Tanto Transformers como Fast & Furious son productos de estudios de mercado, que no ocultan su desvergüenza a la hora de entregar más de lo mismo envuelto en más ruido. Sin embargo, en su génesis y desarrollo es fácil percibir una inteligencia y pragmatismo bastante similares a aquéllas de las que Disney alardea en su búsqueda incansable por la conquista mundial. Ambas sagas han evolucionado atendiendo a los deseos de su público y, sobre todo, a la intención nada censurable de seguir ganando dinero, y han tenido tal éxito que hoy día, con cinco y ocho películas estrenadas, se vislumbran multitud de nuevas entregas en el futuro. Estudiemos los motivos de esto en función a sus características fundamentales, y a todo aquello que las une y separa.

Aquí estamos por la pasta

Ni Transformers ni F&F nacieron de la pluma inspirada de ningún guionista, o de algún fenómeno best-seller, sino de unos juguetes multiventas y del artículo de una revista de tendencias. El argumento, o al menos unas mínimas nociones narrativas, sólo empezó a tomar forma cuando ya unos cuantos productores habían puesto bastante dinero sobre la mesa, y buscaban una excusa cualquiera para reventar las taquillas.

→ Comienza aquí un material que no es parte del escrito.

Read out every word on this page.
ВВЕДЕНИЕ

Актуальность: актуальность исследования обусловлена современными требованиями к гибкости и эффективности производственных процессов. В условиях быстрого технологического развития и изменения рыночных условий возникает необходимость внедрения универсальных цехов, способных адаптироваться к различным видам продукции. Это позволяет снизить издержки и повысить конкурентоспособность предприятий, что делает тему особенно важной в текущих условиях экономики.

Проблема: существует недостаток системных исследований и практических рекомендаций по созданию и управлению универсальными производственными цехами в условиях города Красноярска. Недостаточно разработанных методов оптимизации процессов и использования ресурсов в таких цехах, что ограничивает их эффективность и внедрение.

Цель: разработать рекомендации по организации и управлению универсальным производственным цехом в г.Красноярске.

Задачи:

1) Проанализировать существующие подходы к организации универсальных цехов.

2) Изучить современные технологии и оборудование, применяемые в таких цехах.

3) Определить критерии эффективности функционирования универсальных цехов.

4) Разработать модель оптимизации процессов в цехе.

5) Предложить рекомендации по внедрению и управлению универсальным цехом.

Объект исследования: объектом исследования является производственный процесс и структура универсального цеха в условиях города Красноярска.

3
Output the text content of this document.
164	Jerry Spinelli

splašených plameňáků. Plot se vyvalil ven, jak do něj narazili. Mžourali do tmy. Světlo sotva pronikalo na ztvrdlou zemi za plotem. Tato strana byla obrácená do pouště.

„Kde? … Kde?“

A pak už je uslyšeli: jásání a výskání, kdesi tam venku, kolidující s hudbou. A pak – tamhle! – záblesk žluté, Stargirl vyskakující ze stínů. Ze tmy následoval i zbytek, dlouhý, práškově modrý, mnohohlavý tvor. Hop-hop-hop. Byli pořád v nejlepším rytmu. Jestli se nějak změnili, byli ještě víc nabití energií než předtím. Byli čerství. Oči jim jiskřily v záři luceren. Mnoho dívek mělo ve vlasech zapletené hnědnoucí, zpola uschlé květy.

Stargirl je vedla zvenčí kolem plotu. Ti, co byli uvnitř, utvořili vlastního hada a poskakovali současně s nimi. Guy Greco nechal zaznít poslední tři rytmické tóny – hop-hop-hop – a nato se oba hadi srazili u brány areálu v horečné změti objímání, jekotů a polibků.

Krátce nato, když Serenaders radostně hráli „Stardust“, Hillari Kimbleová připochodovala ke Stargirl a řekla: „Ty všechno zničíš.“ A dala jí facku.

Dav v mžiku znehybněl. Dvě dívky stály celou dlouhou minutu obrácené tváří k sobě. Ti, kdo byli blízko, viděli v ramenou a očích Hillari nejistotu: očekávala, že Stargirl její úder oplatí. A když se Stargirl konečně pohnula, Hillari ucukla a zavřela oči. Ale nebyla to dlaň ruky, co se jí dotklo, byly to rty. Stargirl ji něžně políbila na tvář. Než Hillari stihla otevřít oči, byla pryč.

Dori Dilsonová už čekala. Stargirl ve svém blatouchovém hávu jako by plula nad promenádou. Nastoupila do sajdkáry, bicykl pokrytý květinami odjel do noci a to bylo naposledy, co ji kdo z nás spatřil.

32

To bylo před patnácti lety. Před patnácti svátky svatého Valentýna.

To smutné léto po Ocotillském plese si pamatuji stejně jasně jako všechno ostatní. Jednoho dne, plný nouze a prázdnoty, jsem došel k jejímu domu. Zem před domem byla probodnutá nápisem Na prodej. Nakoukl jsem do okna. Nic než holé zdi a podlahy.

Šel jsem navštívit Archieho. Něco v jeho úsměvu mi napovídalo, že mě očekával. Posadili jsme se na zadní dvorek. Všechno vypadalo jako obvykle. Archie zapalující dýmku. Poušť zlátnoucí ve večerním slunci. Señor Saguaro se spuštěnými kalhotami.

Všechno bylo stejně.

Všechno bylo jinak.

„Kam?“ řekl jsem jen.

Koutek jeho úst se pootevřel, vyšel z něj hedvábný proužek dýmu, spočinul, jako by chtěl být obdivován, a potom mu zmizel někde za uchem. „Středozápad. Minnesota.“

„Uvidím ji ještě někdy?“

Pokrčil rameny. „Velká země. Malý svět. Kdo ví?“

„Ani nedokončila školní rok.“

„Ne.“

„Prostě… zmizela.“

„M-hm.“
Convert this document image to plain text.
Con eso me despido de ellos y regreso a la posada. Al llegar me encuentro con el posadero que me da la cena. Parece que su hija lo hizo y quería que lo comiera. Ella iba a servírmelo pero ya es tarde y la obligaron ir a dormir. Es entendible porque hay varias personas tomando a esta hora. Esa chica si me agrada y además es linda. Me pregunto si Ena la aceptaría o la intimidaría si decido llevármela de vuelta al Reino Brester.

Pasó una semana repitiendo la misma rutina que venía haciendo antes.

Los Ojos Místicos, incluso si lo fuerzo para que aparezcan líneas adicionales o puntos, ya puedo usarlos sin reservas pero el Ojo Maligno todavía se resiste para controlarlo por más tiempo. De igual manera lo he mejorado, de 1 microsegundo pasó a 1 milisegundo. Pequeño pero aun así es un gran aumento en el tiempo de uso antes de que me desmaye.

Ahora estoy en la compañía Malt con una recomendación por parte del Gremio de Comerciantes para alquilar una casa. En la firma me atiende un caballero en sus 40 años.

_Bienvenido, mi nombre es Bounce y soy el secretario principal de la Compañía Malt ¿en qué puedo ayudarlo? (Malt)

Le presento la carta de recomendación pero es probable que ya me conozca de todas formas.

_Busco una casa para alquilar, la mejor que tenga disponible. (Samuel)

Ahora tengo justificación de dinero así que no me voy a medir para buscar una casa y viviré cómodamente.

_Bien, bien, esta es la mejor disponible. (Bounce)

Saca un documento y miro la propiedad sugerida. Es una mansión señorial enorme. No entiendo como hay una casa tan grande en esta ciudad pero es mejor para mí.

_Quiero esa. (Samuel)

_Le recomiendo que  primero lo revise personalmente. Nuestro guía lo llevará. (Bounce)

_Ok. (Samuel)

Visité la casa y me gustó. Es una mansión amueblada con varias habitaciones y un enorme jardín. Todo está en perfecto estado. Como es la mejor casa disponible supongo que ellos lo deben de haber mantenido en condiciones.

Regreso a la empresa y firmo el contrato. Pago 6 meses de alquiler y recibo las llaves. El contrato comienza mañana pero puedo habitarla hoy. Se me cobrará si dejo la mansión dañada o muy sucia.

Steven Spielberg fue el padrino de Transformers, no sólo ejerciendo de productor ejecutivo -papel que conservó en el resto de entregas- sino dando con la clave para unos productores que, con la multimillonaria licencia de Hasbro en la mano, sabían que la cosa iba a ir de robots gigantes dándose guantazos, pero no cómo inyectarle una perspectiva humanista al asunto. Al director de E.T. El extraterrestre (1982) se le ocurrió que la historia tenía que ir de “un chico en su coche”, y de ahí a coger al floreciente Shia LaBeouf y un Camaro del 69 los trámites fueron aligerándose que da gusto.

Transformers

El caso de Fast & Furious, por otro lado, hizo gala de bastante más desvergüenza de la esperable. Queriendo exprimir la efímera cultura tuning que desgranaba Kenneth Li en su texto Racer X -publicado por VIBE en mayo de 1998-, fue tomando forma en los despachos de Universal un guión que aglutinaba los esqueletos de La tierra de nadie (1987), Le llaman Bodhi (1991) y Donnie Brasco (1997), y que para acabar recibiendo el título de The Fast and the Furious los ejecutivos tuvieron que comprárselo a Roger Corman -vaya, este señor ha tardado en aparecer incluso menos de lo que esperaba-, ya que existía una película homónima datando de 1955. Vin Diesel y su forma shakesperiana de entender la vida hicieron el resto.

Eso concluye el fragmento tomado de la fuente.